With this final act, expelling Hagar from their home, Sarah demonstrates that she continues to underestimate the power of the love that her husband has for the other woman. In this narrative, it seems that each love cannot be consummated unless the other woman is gone forever; monogamy, as social policy, should have been adopted right then and there.

What about the children of these two women?

Often, the second woman pines for the love that the primary woman receives. Her children respond to her shame and inferiority that triangulates their mother.

Ironically, the Midrash tells us, after Sarah dies, Sarah’s son brings Hagar (renamed Keturah) back home [Gen. 25:10]. Isaac seems to understand that his father cannot be whole without Hagar’s love [Midrash Rabba Bereshit 24:62]. In this way, Isaac guarantees that Abraham will find comfort in his final years. There is a momentary sense of this triangle’s story coming full circle.

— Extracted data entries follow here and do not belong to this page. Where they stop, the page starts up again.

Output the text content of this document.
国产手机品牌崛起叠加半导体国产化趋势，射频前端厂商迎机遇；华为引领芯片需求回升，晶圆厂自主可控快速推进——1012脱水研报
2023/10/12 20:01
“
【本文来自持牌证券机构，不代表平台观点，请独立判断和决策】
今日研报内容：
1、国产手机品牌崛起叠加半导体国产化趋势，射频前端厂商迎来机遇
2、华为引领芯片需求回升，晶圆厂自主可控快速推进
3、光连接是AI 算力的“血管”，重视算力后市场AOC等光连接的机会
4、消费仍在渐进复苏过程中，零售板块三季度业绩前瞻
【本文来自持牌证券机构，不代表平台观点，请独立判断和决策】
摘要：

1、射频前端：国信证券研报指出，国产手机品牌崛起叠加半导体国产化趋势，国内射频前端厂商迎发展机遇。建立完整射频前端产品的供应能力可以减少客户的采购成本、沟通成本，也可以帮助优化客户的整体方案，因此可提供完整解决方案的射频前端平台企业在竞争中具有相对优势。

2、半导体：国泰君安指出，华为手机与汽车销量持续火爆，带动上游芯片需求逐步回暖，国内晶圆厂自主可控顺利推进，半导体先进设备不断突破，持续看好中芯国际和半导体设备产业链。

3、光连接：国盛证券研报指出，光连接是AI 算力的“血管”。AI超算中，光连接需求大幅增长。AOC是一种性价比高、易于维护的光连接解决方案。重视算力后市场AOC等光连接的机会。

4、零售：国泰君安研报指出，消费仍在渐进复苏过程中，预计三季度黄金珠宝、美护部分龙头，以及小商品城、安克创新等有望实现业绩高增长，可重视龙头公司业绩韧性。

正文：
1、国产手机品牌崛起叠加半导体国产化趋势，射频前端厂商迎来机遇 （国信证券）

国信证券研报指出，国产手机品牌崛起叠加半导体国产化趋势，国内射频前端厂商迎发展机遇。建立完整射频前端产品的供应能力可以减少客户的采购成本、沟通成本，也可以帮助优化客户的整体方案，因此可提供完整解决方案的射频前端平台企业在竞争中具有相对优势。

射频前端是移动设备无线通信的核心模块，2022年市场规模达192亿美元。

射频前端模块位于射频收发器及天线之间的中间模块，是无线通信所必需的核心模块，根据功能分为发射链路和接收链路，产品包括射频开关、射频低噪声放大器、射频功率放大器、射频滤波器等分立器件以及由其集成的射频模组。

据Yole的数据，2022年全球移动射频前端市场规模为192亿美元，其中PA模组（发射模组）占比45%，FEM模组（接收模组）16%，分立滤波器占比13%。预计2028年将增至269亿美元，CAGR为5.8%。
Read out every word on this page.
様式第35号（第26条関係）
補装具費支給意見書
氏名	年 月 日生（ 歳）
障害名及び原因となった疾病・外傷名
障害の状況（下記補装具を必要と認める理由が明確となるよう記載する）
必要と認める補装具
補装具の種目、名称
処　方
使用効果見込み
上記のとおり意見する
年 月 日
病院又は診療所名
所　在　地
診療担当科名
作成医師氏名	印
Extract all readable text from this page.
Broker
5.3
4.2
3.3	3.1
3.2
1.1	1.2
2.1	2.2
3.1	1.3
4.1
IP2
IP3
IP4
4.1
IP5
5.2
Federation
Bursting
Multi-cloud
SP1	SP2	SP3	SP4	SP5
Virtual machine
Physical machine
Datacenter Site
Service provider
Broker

Yet, despite profound love, time — the element humans cannot control — has a way of creating nuance within the players’ hearts. While Hagar must have satisfied Abraham, she never seems to fill Sarah’s void for Isaac (or for all the medieval commentators). It is not until Isaac brings Rebecca back to his mother’s tent that his conflicted home is whole again.

Having observed his parents’ isolation from one another and his mother’s extreme action, it is no surprise that Isaac is the one patriarch who does not attempt to resolve his marital difficulties by taking an additional wife or concubine as a resolution, choosing instead to live with only one woman, Rebecca, and the bonding that that brings. 

Temima Goldberg Shulman is founder and director of The Midrasha in Manhattan, helping Israelis re-engage with their Jewish identity.